Although over the last years the Union has made progress in the process of increasing its competences and strengthening its institutional architecture, significant open issues remain in fundamental areas. Most importantly, the Union lacks autonomy from Member States – in essence a European sovereignty – and sufficient democratic legitimation and ability to act, even in the areas where integration to date is more advanced.
The Federalists propose to carry out a deep overhaul of the European institutions and decision-making processes to meet fundamental benchmarks of democratic governance systems: 1) own ability to take sovereign decision, 2) increased parliamentary legitimacy of decisions and better implementation; 3) streamlined decision-making processes; 4) reinforced accountability of the executive; and 5) clearer separation of the executive and the legislative powers. The most important measures to achieve these goals would be:
1. Switch to the Ordinary Legislative Procedure in all policy areas and in particular in the fields of Justice and Home Affairs, Citizens’ Rights, taxation, energy and environment and EU finances. If the Union is to get closer to its citizens, their voices, represented by the European Parliament, need to be taken into account in all decisions made. In addition, while unanimity in the Council in general leads to common minimum denominator decisions, Qualified Majority Voting allows more qualitative and positive-sum decisions to be made.

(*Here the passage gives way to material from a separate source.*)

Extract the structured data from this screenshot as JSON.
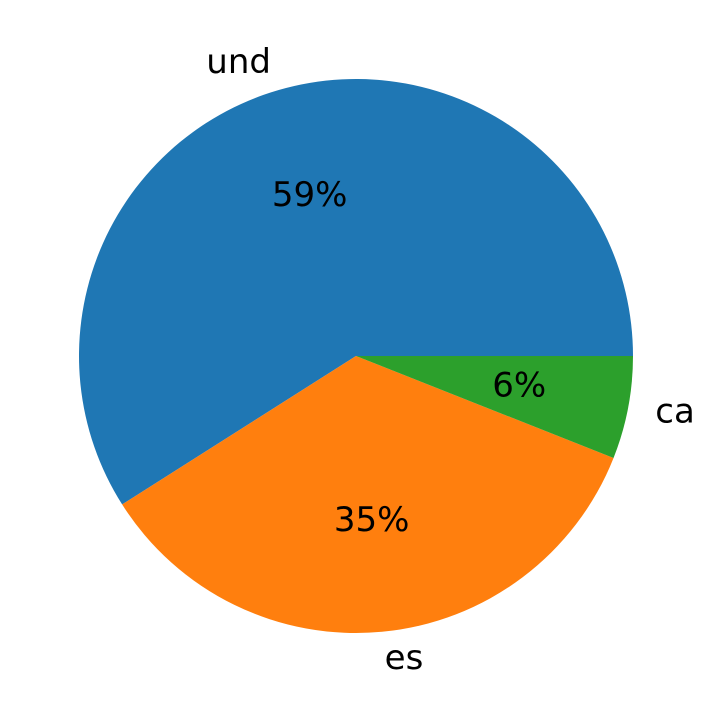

2. Democratise the Council through the establishment of a single legislative configuration and a permanent representative for each Member State. In order to become a democratic and political institution, the Council needs to adopt a more transparent functioning, where responsibility for decisions made can be clearly assigned to political representatives.
3. Split legislative and executive powers. The executive competencies of the European Council and of the Council, including the Eurogroup, should be transferred to the Commission so that it can act as the sole executive of the Union. In parallel, Member States’ influence in the executive tasks now handled through various committee procedures should cease.
4. Transform the Commission into a true Government with a reduced composition, a greater role for the President-elect in the selection of the College, a simplified administrative structure, and a greater role in key EU policy areas. A reduction in size and a more political composition, reflecting the majority in the European Parliament, is essential for the Commission to break the link with national governments and embody the European interest.
5. Creation of pan-European/transnational lists for European Parliament elections, offering European citizens the opportunity to cast a second vote for the same set of candidates and contributing to Europeanisation of the political debate. Transnational lists could be combined with the Spitzenkandidaten system started in the 2014 elections.
6. The upcoming Conference on the Future of Europe should e should draw input, in the initial phase of its work, from the demands for a more effective and democratic European Union raised by European citizens in the Eurobarometer surveys, the Citizens’ Dialogues and the Citizens’ Consultations. It should lead to drafting the proposals for a Constitutional Treaty which would comprehensively include all the reforms which emerge as necessary in the course of the work of the Conference. This new Treaty would amend the legal framework of the EU, including self-determining the arrangements for its ratification and entry into force so as to overcome the obstacle of unanimity; in any case, these arrangements have to be fully compatible with the goal of ensuring the unity, effectiveness and democratic legitimacy of the European Union.